Les chiffres sont têtus. Ils confirment une nette tendance. Les jeunes générations, désignées par les lettres Z (18-24 ans) et Y (25-39 ans), ultraconnectées et biberonnées au numérique, éprouvent le besoin de goûter à l’argentique. Dans une enquête conduite par Sociovision en novembre 2021 – La Pratique photo l’heure de la société hybride – Une étude sur les tendances en matière de pratiques photographiques de Français – à la demande du Salon de la photo et de l’Afnum (Alliance française des industries du numérique), plusieurs indices étayent ce constat. On y apprend notamment que « les pratiques d’occasion sont dynamiques et la nostalgie de l’argentique touche un nombre croissant de pratiquants, renforçant l’attrait pour l’esthétique vintage ». En regardant dans le détail, l’attrait pour les équipements argentiques vintage concerne 68 % des personnes interrogées (sur un panel de 1 525), qui se disent intéressées par cette pratique. Parmi elles, 72 % sont des hommes et 77 % ont entre 15 et 29 ans.
Dans le sillage de la photo instantanée
Cet engouement de la jeunesse pour la photo argentique n’est pas nouveau. Le succès de la photo instantanée depuis bientôt dix ans en est la preuve. Et le phénomène n’est pas près de retomber, nous confie Christophe Eisenhuth, responsable communication et marketing grand public chez Fujifilm France : « Lorsque nous avons lancé l’Instax en 2014, nous pensions que cette tendance ne durerait pas. Cela fait bientôt dix ans, et ce marché continue de progresser et d’être une partie importante de notre activité. Le positionnement de Fujifilm monde est vraiment d’aller chercher les jeunes autour des produits Instax. »
Pour les jeunes, demander un Kodak revient à demander un appareil jetable. C’est un peu la baguette de pain de notre rayon photo : ça part très, très vite.
Le responsable du département adjoint Image et Son à la Fnac des Ternes
L’instantané reste à la mode et suscite un intérêt pour d’autres types d’appareils argentiques, comme le constate au quotidien le responsable du département adjoint Image et Son à la Fnac des Ternes : « Ce retour de l’argentique a démarré avec les instantanés Fujifilm il y a plus de dix ans, puis ça a dévié sur l’argentique. C’est un éternel recommencement, comparable à l’univers du son, où les vinyles cartonnent. La jeunesse actuelle est aussi attirée par un certain look, une certaine façon de consommer. Les produits vintages sont très populaires. »

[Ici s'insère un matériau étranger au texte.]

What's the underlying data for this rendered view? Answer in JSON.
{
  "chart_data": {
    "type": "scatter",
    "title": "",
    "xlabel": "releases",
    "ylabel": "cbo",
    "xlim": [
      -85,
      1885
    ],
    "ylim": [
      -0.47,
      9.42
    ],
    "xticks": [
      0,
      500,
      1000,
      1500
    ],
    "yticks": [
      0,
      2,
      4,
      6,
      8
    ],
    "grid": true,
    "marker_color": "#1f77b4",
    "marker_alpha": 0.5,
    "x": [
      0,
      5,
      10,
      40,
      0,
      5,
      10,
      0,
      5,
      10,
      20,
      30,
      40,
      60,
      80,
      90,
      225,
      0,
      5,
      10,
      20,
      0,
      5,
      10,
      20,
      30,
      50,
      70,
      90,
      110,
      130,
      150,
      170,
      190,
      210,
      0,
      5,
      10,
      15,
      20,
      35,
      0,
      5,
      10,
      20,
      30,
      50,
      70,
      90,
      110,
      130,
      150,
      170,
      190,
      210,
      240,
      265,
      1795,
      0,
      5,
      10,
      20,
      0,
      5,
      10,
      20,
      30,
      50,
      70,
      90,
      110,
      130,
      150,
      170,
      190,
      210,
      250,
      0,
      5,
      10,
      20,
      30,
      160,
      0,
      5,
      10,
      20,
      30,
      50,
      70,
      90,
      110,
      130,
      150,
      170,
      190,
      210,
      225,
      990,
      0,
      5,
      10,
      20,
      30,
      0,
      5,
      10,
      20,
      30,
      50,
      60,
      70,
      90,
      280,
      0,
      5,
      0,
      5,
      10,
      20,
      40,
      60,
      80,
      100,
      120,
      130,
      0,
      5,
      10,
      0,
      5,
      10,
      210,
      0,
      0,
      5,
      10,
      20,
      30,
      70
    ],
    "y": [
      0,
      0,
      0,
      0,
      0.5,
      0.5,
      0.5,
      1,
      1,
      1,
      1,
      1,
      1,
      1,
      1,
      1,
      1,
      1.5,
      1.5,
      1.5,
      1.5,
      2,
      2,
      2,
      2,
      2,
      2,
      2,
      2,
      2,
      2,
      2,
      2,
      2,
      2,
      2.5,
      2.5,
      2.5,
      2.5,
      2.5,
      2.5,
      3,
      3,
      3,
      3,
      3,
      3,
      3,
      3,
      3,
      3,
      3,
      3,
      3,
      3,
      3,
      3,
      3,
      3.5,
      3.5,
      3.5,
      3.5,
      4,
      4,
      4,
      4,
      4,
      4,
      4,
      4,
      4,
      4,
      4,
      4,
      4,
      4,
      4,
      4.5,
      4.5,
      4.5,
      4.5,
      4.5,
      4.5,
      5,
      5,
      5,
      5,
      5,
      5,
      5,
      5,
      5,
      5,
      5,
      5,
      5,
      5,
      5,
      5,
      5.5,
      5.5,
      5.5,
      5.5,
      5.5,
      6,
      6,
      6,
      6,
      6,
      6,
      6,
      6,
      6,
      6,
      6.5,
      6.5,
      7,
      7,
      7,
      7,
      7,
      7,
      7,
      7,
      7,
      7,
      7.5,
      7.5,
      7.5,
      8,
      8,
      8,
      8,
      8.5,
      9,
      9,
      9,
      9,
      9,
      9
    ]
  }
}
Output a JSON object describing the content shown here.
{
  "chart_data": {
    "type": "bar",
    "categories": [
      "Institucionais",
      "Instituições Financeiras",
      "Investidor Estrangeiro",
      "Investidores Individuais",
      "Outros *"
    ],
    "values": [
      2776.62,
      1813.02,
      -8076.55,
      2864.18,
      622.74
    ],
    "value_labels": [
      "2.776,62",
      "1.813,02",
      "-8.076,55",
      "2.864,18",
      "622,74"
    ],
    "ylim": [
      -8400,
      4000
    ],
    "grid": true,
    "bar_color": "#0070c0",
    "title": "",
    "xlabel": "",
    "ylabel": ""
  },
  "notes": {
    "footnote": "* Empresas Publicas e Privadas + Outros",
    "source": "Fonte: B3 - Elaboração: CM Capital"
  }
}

Même l’appareil jetable, que d’aucuns croyaient condamné, à l’ère numérique, est en pleine renaissance, « depuis un an environ », précise-t-il. « Plus particulièrement les appareils Kodak. Pour les jeunes, demander un Kodak revient à demander un appareil jetable. C’est un peu la baguette de pain de notre rayon photo : ça part très, très vite. On peut en vendre une centaine par semaine ! »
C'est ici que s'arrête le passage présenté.